Hopefully I will age well and be a fun little old lady right up to the end of my life! That's the goal. But none of us has complete control over our health challenges or how we might change cognitively in old age. That's why the memories we've made and the ones we are in the process of making are so precious and important. I treasure you, Karlie. And from the day you were born, my desire was to pour into you and make sure you always felt loved by and special to your Aunt Shari...

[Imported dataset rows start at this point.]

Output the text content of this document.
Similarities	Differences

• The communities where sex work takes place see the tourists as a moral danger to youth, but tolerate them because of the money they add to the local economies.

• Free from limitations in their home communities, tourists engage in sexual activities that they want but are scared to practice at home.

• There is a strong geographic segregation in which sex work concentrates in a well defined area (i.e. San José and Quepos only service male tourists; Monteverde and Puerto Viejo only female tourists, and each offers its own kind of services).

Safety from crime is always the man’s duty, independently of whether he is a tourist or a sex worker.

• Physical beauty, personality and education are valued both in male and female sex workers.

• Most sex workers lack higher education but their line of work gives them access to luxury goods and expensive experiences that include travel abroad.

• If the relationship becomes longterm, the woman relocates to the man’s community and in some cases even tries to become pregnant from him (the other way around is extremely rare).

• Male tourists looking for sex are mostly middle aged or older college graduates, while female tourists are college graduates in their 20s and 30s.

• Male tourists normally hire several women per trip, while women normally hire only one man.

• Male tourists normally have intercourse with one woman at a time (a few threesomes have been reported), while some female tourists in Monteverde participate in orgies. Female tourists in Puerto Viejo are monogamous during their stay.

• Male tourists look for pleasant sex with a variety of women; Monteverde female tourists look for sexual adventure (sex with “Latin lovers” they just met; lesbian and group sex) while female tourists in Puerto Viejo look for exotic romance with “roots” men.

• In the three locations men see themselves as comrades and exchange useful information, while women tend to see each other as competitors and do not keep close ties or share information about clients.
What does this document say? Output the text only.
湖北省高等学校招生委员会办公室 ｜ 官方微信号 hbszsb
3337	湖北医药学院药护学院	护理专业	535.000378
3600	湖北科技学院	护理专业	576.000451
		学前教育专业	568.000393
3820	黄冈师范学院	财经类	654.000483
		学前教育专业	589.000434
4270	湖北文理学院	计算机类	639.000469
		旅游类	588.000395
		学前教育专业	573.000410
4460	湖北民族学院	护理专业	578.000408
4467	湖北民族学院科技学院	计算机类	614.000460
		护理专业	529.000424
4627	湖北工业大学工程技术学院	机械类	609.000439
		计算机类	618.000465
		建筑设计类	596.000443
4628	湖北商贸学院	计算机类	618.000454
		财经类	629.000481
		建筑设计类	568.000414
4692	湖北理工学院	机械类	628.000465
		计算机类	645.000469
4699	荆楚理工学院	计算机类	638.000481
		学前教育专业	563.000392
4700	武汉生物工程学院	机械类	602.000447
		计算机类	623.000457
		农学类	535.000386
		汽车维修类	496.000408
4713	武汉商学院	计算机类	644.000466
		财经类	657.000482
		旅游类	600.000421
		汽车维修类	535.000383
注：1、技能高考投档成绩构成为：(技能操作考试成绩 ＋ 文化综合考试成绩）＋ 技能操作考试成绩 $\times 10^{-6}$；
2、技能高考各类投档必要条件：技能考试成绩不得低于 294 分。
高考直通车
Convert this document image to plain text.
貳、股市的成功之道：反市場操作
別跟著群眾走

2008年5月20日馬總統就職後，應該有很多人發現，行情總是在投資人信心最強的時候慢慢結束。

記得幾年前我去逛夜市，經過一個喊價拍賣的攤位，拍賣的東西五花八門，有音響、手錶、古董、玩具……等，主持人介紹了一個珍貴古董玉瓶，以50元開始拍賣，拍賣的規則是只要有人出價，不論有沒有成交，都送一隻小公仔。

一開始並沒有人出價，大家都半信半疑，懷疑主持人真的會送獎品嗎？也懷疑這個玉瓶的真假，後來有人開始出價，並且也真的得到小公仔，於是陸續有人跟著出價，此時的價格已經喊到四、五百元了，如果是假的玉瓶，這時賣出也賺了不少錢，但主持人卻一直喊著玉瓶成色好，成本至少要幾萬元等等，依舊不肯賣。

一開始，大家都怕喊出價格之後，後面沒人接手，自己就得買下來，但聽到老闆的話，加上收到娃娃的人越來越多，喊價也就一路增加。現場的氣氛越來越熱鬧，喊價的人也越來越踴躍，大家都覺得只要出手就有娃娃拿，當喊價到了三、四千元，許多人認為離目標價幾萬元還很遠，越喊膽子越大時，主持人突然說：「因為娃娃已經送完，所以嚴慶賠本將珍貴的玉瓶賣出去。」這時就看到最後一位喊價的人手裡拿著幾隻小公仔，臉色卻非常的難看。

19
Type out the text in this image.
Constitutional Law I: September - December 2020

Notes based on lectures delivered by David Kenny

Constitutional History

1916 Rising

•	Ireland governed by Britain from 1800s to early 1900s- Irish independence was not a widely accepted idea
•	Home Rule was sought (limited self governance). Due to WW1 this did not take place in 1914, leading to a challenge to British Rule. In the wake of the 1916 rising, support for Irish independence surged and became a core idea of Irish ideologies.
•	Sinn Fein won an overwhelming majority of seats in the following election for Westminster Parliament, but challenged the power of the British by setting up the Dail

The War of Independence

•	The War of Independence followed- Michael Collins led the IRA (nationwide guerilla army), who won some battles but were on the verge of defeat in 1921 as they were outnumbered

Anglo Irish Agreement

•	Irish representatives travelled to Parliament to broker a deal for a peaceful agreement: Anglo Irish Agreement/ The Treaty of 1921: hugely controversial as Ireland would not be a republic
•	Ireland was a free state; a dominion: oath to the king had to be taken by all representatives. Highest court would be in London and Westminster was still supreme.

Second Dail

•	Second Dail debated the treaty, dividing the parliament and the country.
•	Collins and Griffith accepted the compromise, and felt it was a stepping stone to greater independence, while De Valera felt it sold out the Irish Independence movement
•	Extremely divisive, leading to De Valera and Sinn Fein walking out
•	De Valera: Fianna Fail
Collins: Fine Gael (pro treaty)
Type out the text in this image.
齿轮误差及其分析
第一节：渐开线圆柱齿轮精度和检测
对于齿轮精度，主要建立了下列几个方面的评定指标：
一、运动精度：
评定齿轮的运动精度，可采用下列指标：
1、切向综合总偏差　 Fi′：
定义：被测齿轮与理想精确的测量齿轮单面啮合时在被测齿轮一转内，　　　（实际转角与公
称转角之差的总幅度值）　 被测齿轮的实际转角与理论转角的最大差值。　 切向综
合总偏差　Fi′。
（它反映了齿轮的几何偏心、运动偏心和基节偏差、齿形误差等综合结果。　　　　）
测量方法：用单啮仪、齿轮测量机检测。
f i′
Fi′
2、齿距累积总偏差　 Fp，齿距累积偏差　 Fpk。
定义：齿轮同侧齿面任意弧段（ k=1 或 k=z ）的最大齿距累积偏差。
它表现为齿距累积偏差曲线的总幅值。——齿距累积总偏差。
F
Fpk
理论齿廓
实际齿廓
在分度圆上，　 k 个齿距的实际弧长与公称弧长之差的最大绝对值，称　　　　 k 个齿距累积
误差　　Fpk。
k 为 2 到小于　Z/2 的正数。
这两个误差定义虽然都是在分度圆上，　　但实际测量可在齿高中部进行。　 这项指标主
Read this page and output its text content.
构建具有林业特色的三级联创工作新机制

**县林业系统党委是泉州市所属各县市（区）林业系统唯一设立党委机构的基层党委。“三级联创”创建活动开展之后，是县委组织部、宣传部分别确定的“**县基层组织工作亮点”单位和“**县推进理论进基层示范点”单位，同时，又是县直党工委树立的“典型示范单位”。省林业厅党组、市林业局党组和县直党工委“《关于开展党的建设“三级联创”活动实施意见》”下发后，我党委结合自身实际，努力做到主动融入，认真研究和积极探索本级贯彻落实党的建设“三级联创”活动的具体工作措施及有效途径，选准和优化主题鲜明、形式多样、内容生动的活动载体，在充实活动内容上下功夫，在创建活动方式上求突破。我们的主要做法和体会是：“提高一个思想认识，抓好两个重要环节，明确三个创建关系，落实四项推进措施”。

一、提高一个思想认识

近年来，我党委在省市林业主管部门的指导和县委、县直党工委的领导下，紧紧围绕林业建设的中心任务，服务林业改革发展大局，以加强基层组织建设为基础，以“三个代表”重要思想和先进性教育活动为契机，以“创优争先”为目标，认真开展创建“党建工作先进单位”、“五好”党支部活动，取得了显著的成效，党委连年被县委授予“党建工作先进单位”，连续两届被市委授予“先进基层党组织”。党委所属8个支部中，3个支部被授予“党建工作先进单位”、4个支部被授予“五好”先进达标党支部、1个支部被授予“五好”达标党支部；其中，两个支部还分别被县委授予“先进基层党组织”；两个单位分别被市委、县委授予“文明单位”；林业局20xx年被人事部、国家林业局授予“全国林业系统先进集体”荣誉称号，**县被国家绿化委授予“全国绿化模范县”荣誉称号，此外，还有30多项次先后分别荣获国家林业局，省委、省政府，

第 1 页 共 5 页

Congratulations on finding your true love!



Cheers!


&



           ...I love you!


Comments

Anonymous said…
Thats great news you must be really excited , , how is john doing ?
stewie (steve)
worcester
uk
Shari said…
Hi Steve! John is doing well! He got the dreaded flu that was going around this year and the cough has been tough to completely overcome. But his CLL is in a good remission with venetoclax. Ten years now since initial diagnosis and very healthy by the grace of God and these new drugs! Hope you are doing well!